Another company benefiting all stakeholders is GoodRx (GDRX -1.06%). The company's app lets consumers find discounts on the drugs they need by searching more than 70,000 pharmacies online. The company claims it has helped Americans save $10 billion on prescription drugs. The lower prices increase a patient's ability to afford their prescriptions. That helps drugmakers and insurers by increasing the percentage of people who fill their prescriptions and avoiding the costly follow-up care for those who might not fill them otherwise.
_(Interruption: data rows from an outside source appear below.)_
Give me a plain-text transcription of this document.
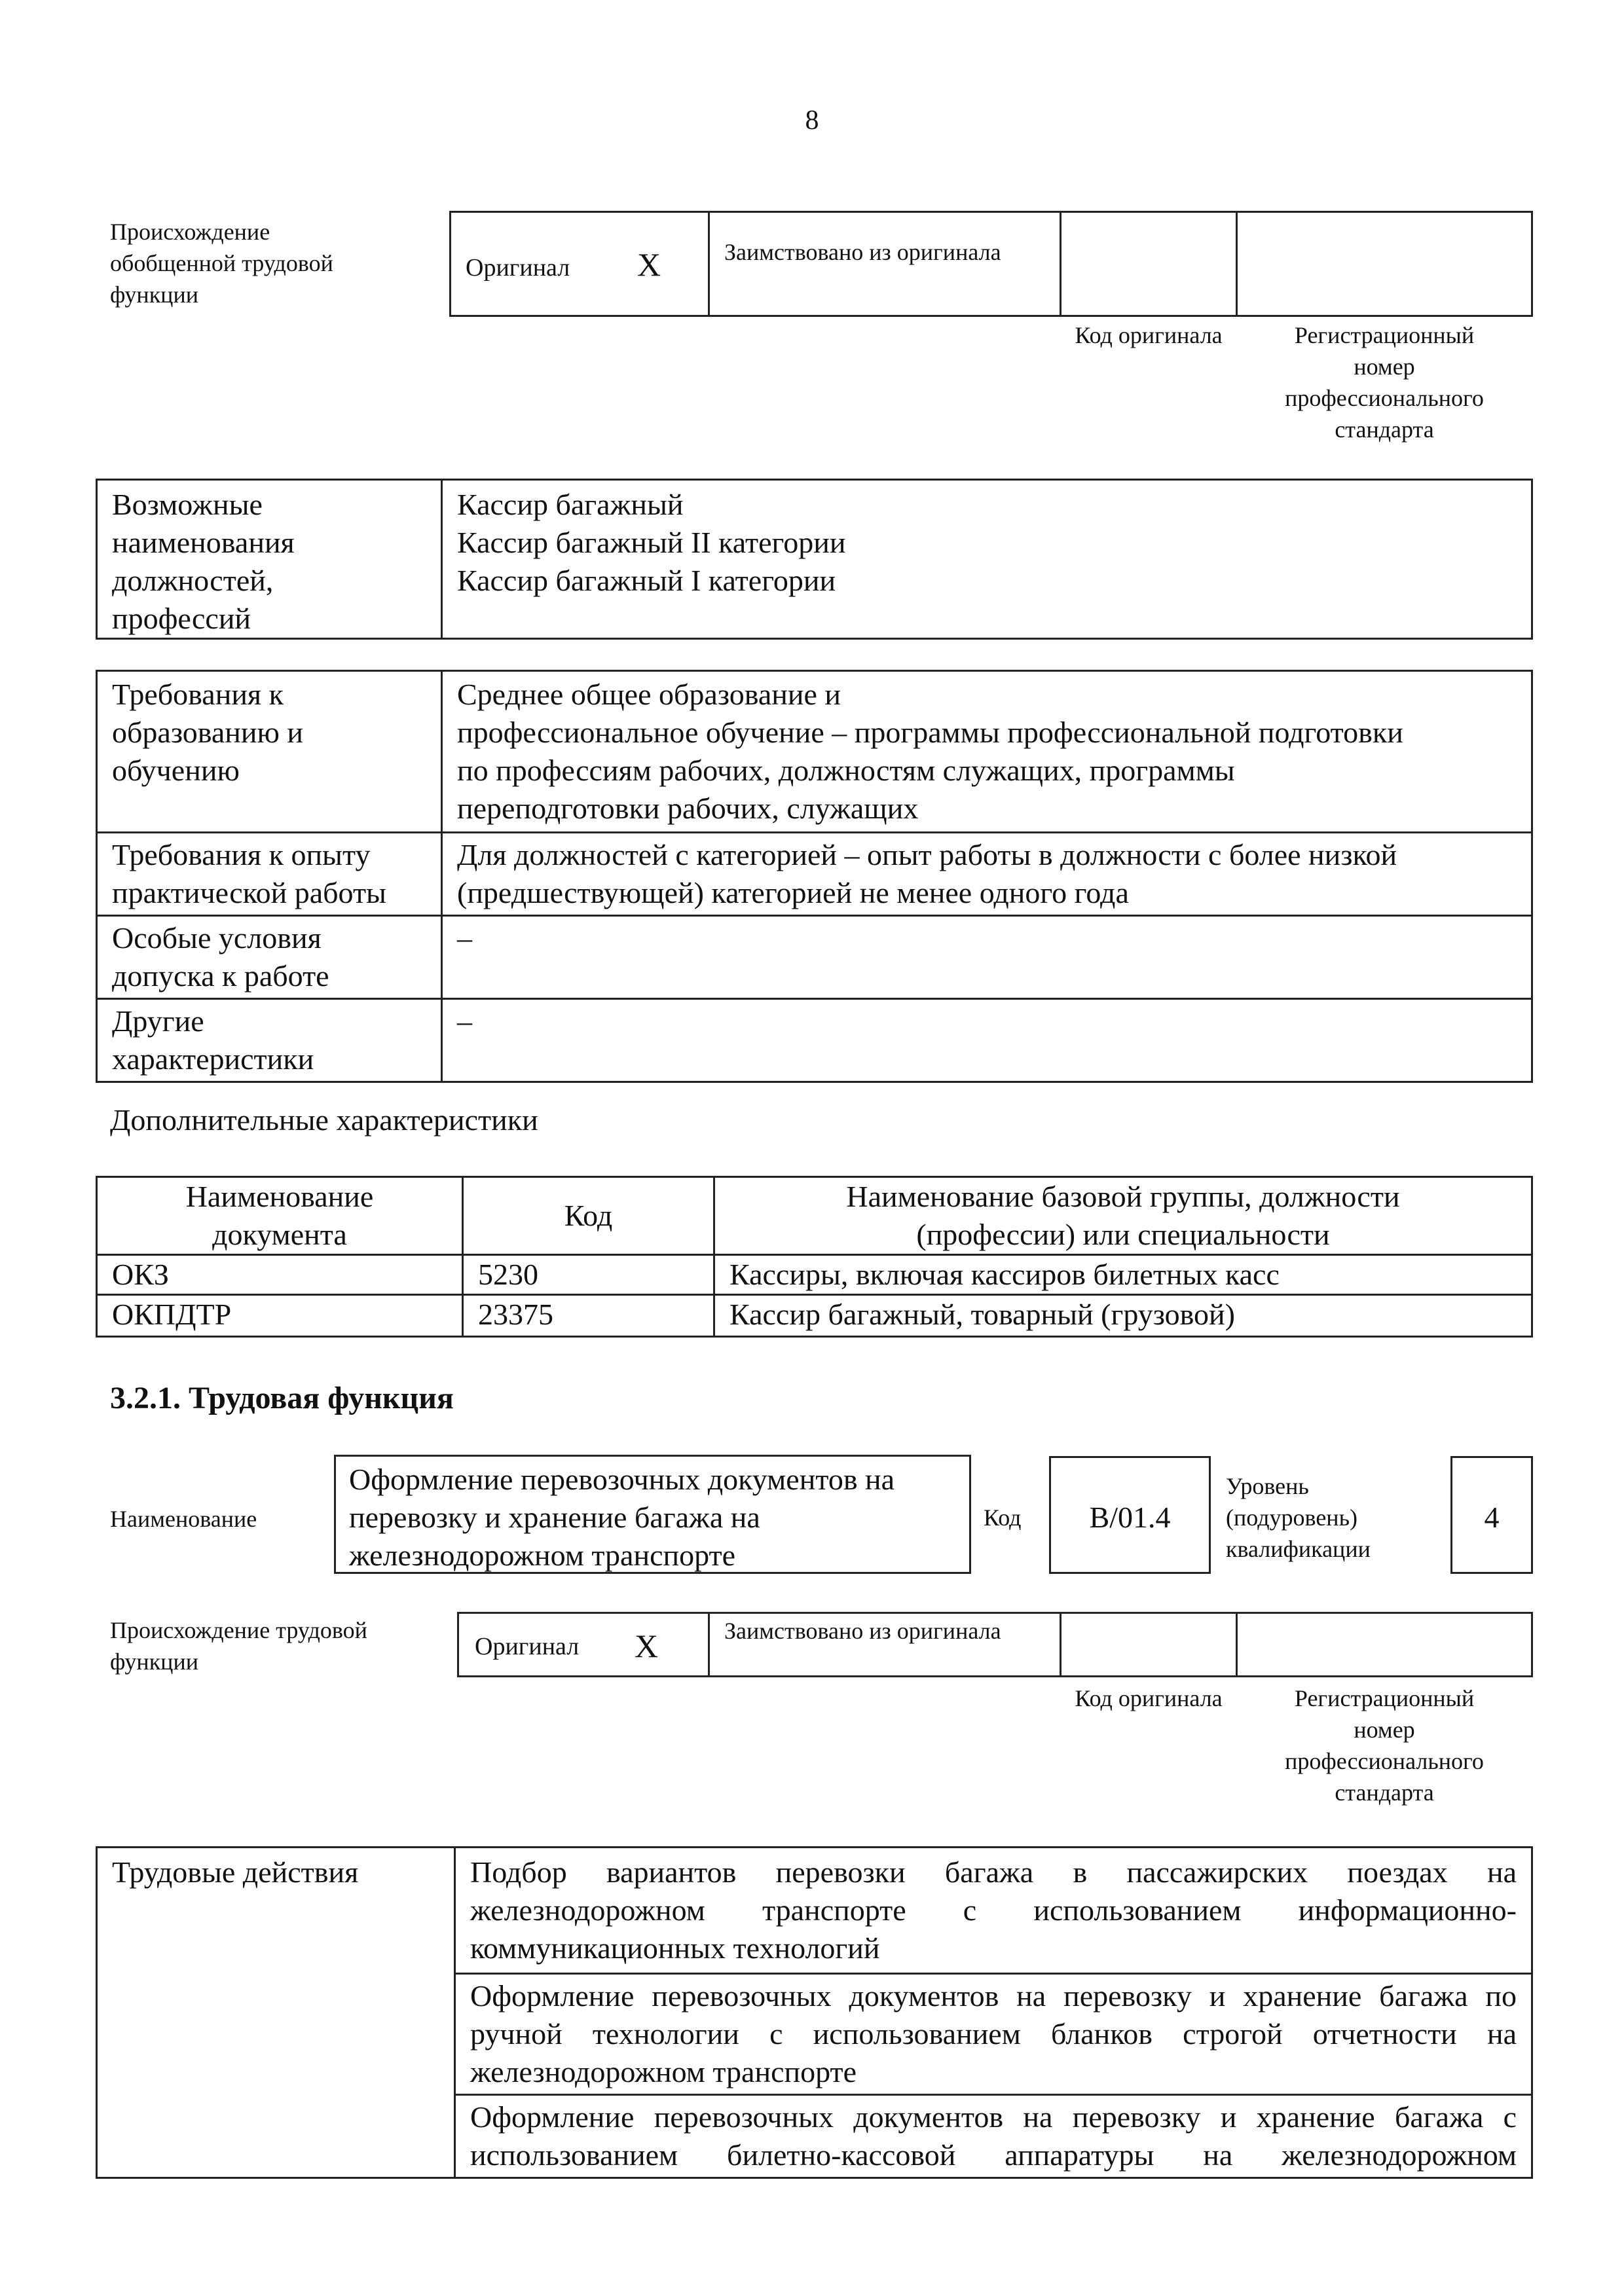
8
Происхождение обобщенной трудовой функции
Оригинал X	Заимствовано из оригинала
Код оригинала	Регистрационный номер профессионального стандарта
Возможные наименования должностей, профессий

Кассир багажный
Кассир багажный II категории
Кассир багажный I категории
Требования к образованию и обучению	Среднее общее образование и
профессиональное обучение – программы профессиональной подготовки
по профессиям рабочих, должностям служащих, программы
переподготовки рабочих, служащих

Требования к опыту практической работы	Для должностей с категорией – опыт работы в должности с более низкой
(предшествующей) категорией не менее одного года

Особые условия допуска к работе	–

Другие характеристики	–
Дополнительные характеристики
Наименование документа	Код	Наименование базовой группы, должности (профессии) или специальности

ОКЗ	5230	Кассиры, включая кассиров билетных касс

ОКПДТР	23375	Кассир багажный, товарный (грузовой)
3.2.1. Трудовая функция
Наименование
Оформление перевозочных документов на перевозку и хранение багажа на железнодорожном транспорте
Код	B/01.4
Уровень (подуровень) квалификации
4
Происхождение трудовой функции
Оригинал X	Заимствовано из оригинала
Код оригинала	Регистрационный номер профессионального стандарта
Трудовые действия	Подбор вариантов перевозки багажа в пассажирских поездах на железнодорожном транспорте с использованием информационно-коммуникационных технологий

Оформление перевозочных документов на перевозку и хранение багажа по ручной технологии с использованием бланков строгой отчетности на железнодорожном транспорте

Оформление перевозочных документов на перевозку и хранение багажа с использованием билетно-кассовой аппаратуры на железнодорожном
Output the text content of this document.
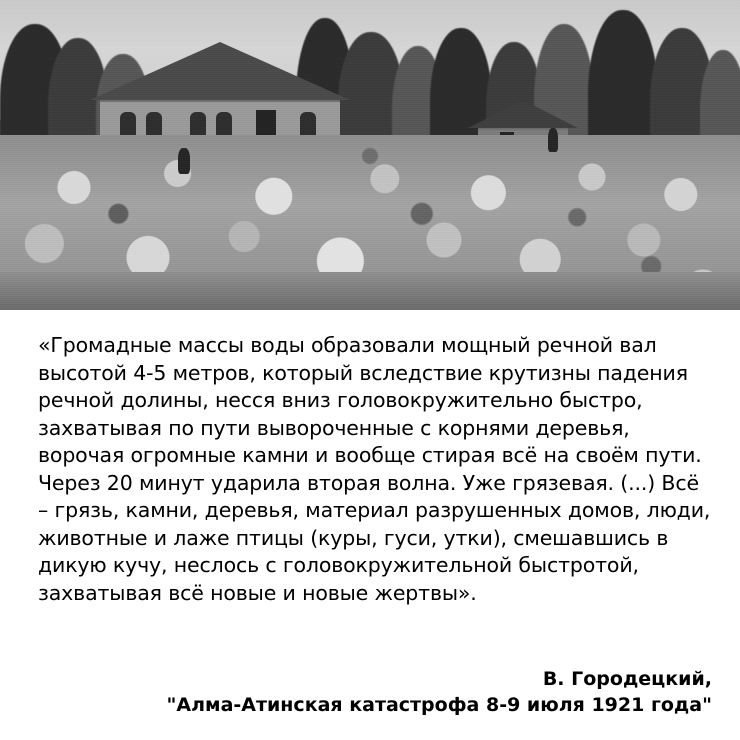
«Громадные массы воды образовали мощный речной вал высотой 4-5 метров, который вследствие крутизны падения речной долины, несся вниз головокружительно быстро, захватывая по пути вывороченные с корнями деревья, ворочая огромные камни и вообще стирая всё на своём пути. Через 20 минут ударила вторая волна. Уже грязевая. (...) Всё – грязь, камни, деревья, материал разрушенных домов, люди, животные и лаже птицы (куры, гуси, утки), смешавшись в дикую кучу, неслось с головокружительной быстротой, захватывая всё новые и новые жертвы».

В. Городецкий,
"Алма-Атинская катастрофа 8-9 июля 1921 года"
Pharmaceuticals and device makers are losing leverage
While some segments of the industry consolidate, others are left with fewer customers to compete over. This has the natural effect of reducing prices over time. Despite continued innovation, investors should look out for shrinking gross margins of medical device makers like Intuitive Surgical and Medtronic, as well as major pharmaceuticals like Merck and Eli Lilly. If typical economic principles hold, these companies might find it harder to pass price increases along as the industry consolidates around them, to the detriment of shareholders and their returns.
Technology and consumer-driven decisions are only starting to take hold in the industry, but some companies are already being rewarded for increasing access and transparency while reducing costs. As America's Baby Boomer population ages, rising costs will get more regulatory attention since a growing percentage of healthcare spending will come from the government. If the industry has consolidated around a few major players, the pain of cost containment might fall on the segments that remain relatively fragmented. With such a clear societal need but so much debate over solutions, finding companies that can benefit all stakeholders could provide the safest exposure to the industry. How the problem of rising healthcare costs is addressed could ultimately determine the winners and losers in the coming years.